Data Aggregation – the End Objective

To aggregate transaction data for valuation, performance and risk analysis these independently derived dumb codes have to be mapped together, the NNA codes horizontally for a total picture of a single asset position and the LEIs vertically through its hierarchies of ownership and control for a aggregated view of a counterparty. These processes are the same across all financial market participants and their products. These mappings are in addition to the mappings to the hundreds of proprietary codes required by data vendors and software companies to utilise their business applications and data feeds.

If a company is given a globally unique registration code a ‘company prefix’ and uses it as the prefix for assigning its multitude of legal entities and the many instruments it issues or tradeable contracts it manufactures, then we have a mechanism to link them together for data aggregation. This mechanism, placed directly in the codes will eliminate overtime the additional costs of facilities operators, data vendors, software companies and so many other intermediaries now necessary to map both proprietary and “standard” codes at significant operational costs and risks to the industry.

Stepping Away from a Legacy Mindset

Isn’t it time we step away from the legacy mindset that is still acting to restrict our newest opportunity, the development of the LEI, from a restrictive view of an identification standard to one that facilitates the ultimate requirement of new uses for data standards – that of data aggregation?

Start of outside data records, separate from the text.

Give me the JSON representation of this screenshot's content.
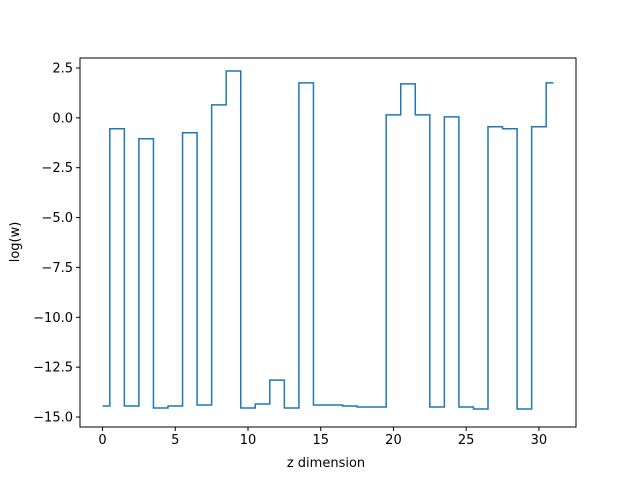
{
  "chart_data": {
    "type": "line",
    "drawstyle": "steps-mid",
    "title": "",
    "xlabel": "z dimension",
    "ylabel": "log(w)",
    "xlim": [
      -1.55,
      32.55
    ],
    "ylim": [
      -15.5,
      3.0
    ],
    "xticks": [
      0,
      5,
      10,
      15,
      20,
      25,
      30
    ],
    "xtick_labels": [
      "0",
      "5",
      "10",
      "15",
      "20",
      "25",
      "30"
    ],
    "yticks": [
      2.5,
      0.0,
      -2.5,
      -5.0,
      -7.5,
      -10.0,
      -12.5,
      -15.0
    ],
    "ytick_labels": [
      "2.5",
      "0.0",
      "−2.5",
      "−5.0",
      "−7.5",
      "−10.0",
      "−12.5",
      "−15.0"
    ],
    "grid": false,
    "series": [
      {
        "color": "#1f77b4",
        "x": [
          0,
          1,
          2,
          3,
          4,
          5,
          6,
          7,
          8,
          9,
          10,
          11,
          12,
          13,
          14,
          15,
          16,
          17,
          18,
          19,
          20,
          21,
          22,
          23,
          24,
          25,
          26,
          27,
          28,
          29,
          30,
          31
        ],
        "values": [
          -14.45,
          -0.55,
          -14.45,
          -1.05,
          -14.55,
          -14.45,
          -0.75,
          -14.4,
          0.65,
          2.35,
          -14.55,
          -14.35,
          -13.15,
          -14.55,
          1.75,
          -14.4,
          -14.4,
          -14.45,
          -14.5,
          -14.5,
          0.15,
          1.7,
          0.15,
          -14.5,
          0.05,
          -14.5,
          -14.6,
          -0.45,
          -0.55,
          -14.6,
          -0.45,
          1.75
        ]
      }
    ]
  }
}
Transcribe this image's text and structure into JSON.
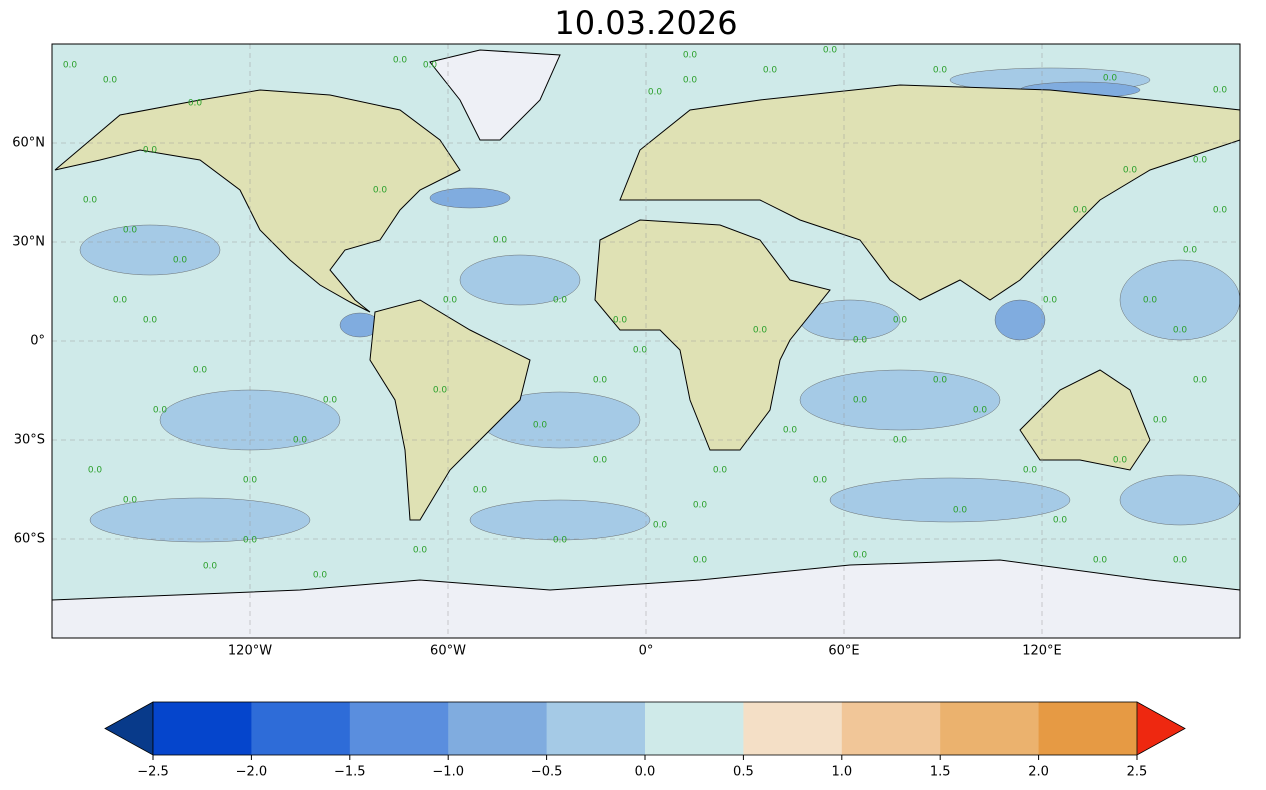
{
  "chart_data": {
    "type": "map",
    "title": "10.03.2026",
    "xlim": [
      -180,
      180
    ],
    "ylim": [
      -90,
      90
    ],
    "xticks": [
      {
        "value": -120,
        "label": "120°W"
      },
      {
        "value": -60,
        "label": "60°W"
      },
      {
        "value": 0,
        "label": "0°"
      },
      {
        "value": 60,
        "label": "60°E"
      },
      {
        "value": 120,
        "label": "120°E"
      }
    ],
    "yticks": [
      {
        "value": 60,
        "label": "60°N"
      },
      {
        "value": 30,
        "label": "30°N"
      },
      {
        "value": 0,
        "label": "0°"
      },
      {
        "value": -30,
        "label": "30°S"
      },
      {
        "value": -60,
        "label": "60°S"
      }
    ],
    "grid": true,
    "contour_label": "0.0",
    "colorbar": {
      "levels": [
        {
          "value": -2.5,
          "label": "−2.5"
        },
        {
          "value": -2,
          "label": "−2.0"
        },
        {
          "value": -1.5,
          "label": "−1.5"
        },
        {
          "value": -1,
          "label": "−1.0"
        },
        {
          "value": -0.5,
          "label": "−0.5"
        },
        {
          "value": 0,
          "label": "0.0"
        },
        0.5,
        {
          "value": 1,
          "label": "1.0"
        },
        1.5,
        {
          "value": 2,
          "label": "2.0"
        },
        2.5
      ],
      "colors": [
        "#0545cc",
        "#2e6cd8",
        "#5a8ede",
        "#80acdf",
        "#a5cae6",
        "#cfeae9",
        "#f4dfc6",
        "#f1c698",
        "#ebb26e",
        "#e69a44"
      ],
      "under_color": "#083a8a",
      "over_color": "#ee2810"
    }
  }
}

Without a hierarchical construct to the basic code structure for contracts, instruments and legal entities the mapping issue that causes so much cost and risk will persist and the regulatory objective of systemic risk analysis will go unfulfilled. Without at-source automated input of data elements that relate legal terms from enabling documents into computer readable formats, our industry will always suffer from data quality issues and, thus, be inhibited from ever fulfilling the promise of real-time straight-through-processing.